Dito isso, justifico meu otimismo relativo. Nasci em 1931 em um Brasil mais pobre (nasci no Rio e lá vivi até aos 9 anos). Era comum ver nas cidades pessoas usando tamancos, nos campos havia medo dos bichos-de-pé, o analfabetismo no país era avassalador, as classes médias altas compravam manteigas e queijos, bem como uvas e muitas outras gulodices mais, importados.
Automóveis usava quem os tinha: os ricos — e olhe lá — ou então os altos burocratas. O comum dos mortais usava o bonde. No Rio havia um reboque em cada bonde, chamado “taioba”, com passagem mais barata. Em São Paulo havia os “camarões”, mais fechados, e também havia o bonde duplo comum. Para ir a São Paulo (cidade para a qual vim em 1940), ou ir de lá ao Rio, usava-se mais frequentemente os trens, também com categorias de primeira e segunda classe. A grande renovação foi a chegada das “litorinas” (comboios menores e mais ágeis) cujo percurso — diurno — durava cerca de oito horas, enquanto os trens requeriam 12. Avião era para os valentes e milionários… De carro, quem podia, dividia a longa viagem de 12 a 14 horas ou mais e se alojava no meio do caminho em um hotel ou em alguma fazenda de parente ou amigo. No verão chovia sem parar, tornando um lamaçal os trechos de terra do que veio a se chamar a “Via Dutra”. E era via de pista única, com mão para ir, outra para voltar.
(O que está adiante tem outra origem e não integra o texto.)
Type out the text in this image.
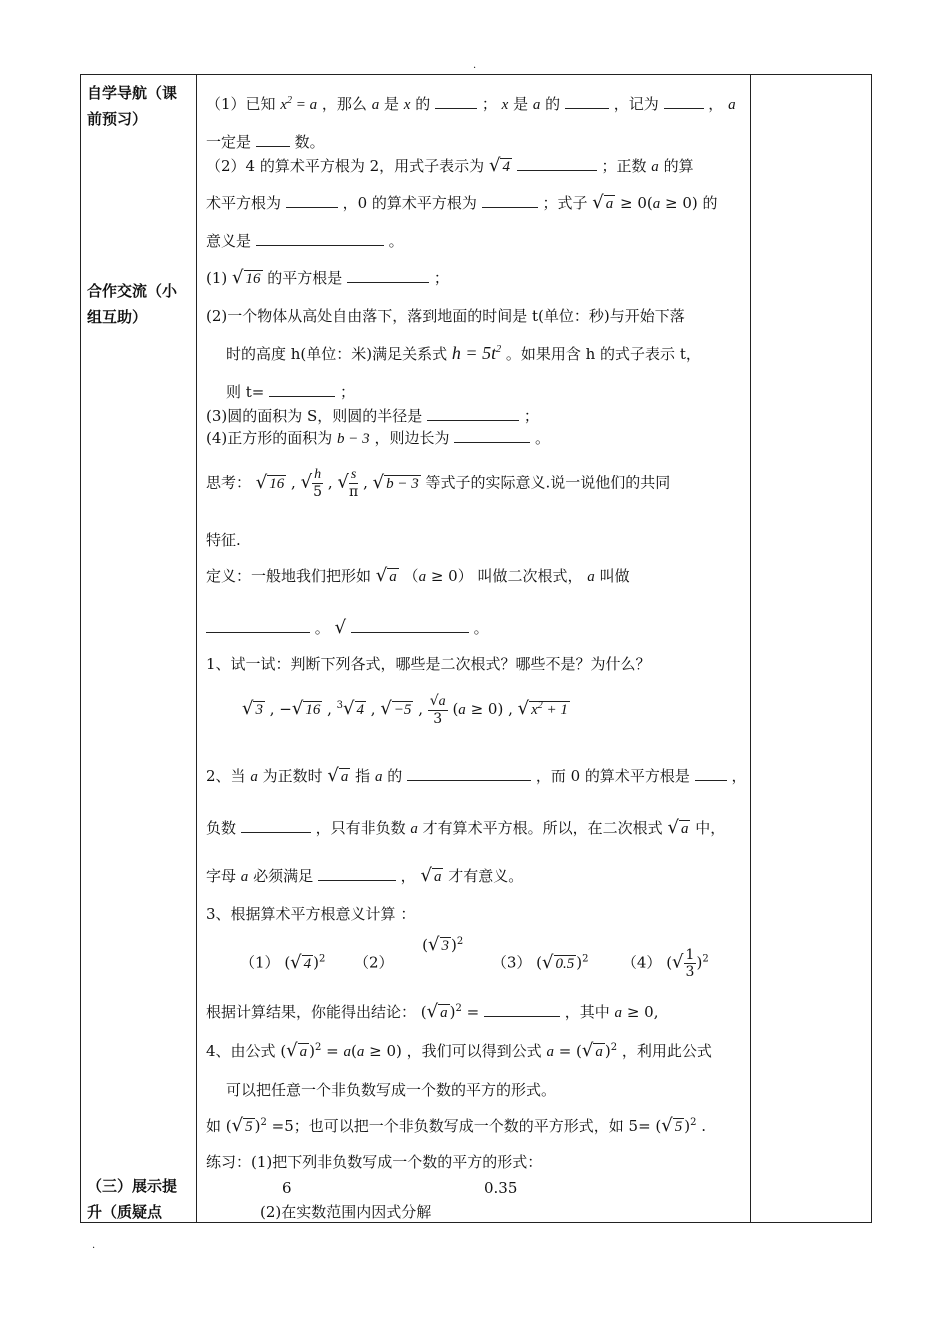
.
.
自学导航（课
前预习）
合作交流（小
组互助）
（三）展示提
升（质疑点
（1）已知 $x^2 = a$ ，那么 a 是 x 的	； x 是 a 的	，记为	， a
一定是	数。
（2）4 的算术平方根为 2，用式子表示为 √ 4	；正数 a 的算
术平方根为	，0 的算术平方根为	；式子 √ a ≥ 0(a ≥ 0) 的
意义是	。
(1) √ 16 的平方根是	；
(2)一个物体从高处自由落下，落到地面的时间是 t(单位：秒)与开始下落
时的高度 h(单位：米)满足关系式 $h = 5t^2$ 。如果用含 h 的式子表示 t，
则 t=	；
(3)圆的面积为 S，则圆的半径是	；
(4)正方形的面积为 b − 3 ，则边长为	。
思考： √ 16 , √ $\frac{h}{5}$ , √ $\frac{s}{\pi}$ , √ b − 3 等式子的实际意义.说一说他们的共同
特征.
定义：一般地我们把形如 √ a （a ≥ 0） 叫做二次根式， a 叫做
。 √	。
1、试一试：判断下列各式，哪些是二次根式？哪些不是？为什么？
√ 3 , −√ 16 , $^3$√ 4 , √ −5 , $\frac{√a}{3} (a \ge 0)$ , √ $x^2 + 1$
2、当 a 为正数时 √ a 指 a 的	，而 0 的算术平方根是	，
负数	，只有非负数 a 才有算术平方根。所以，在二次根式 √ a 中，
字母 a 必须满足	， √ a 才有意义。
3、根据算术平方根意义计算 ：
（1） (√ 4 )$^2$ （2）      (√ 3 )$^2$      （3） (√ 0.5 )$^2$ （4） (√ $\frac{1}{3} )^2$
根据计算结果，你能得出结论： (√ a )$^2$ =	，其中 a ≥ 0,
4、由公式 (√ a )$^2$ = a(a ≥ 0) ，我们可以得到公式 a = (√ a )$^2$ ，利用此公式
可以把任意一个非负数写成一个数的平方的形式。
如 (√ 5 )$^2$ =5；也可以把一个非负数写成一个数的平方形式，如 5= (√ 5 )$^2$ .
练习：(1)把下列非负数写成一个数的平方的形式：
6	0.35
(2)在实数范围内因式分解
De lá para hoje as mudanças foram enormes. Tornamo-nos uma das dez maiores economias do mundo (embora na rabeira delas). A economia se industrializou, e a de serviços cresceu. A agricultura e a mineração brilharam. O país se urbanizou: mais de dois terços da população vivem em cidades (ou em suas muitas periferias pobres). O analfabetismo não chega a abranger 7% da população maior de 15 anos e vem caindo há alguns anos. Universidades (pelo menos no nome) o país as tem às dezenas, e olha que as primeiras foram criadas nos anos 1930, embora houvesse antes escolas isoladas mais antigas. E o SUS, Serviço Único de Saúde, por mais que seja criticado nas cenas em que as tevês mostram filas enormes, é uma realidade de dar inveja a muitos povos: o atendimento é universal e gratuito. Antes só eram acolhidos nos hospitais os membros de alguma categoria profissional ou os que batiam às portas das Santas Casas de Misericórdia. Naturalmente, os mais ricos pagavam e tinham atendimento melhor, mesmo no passado.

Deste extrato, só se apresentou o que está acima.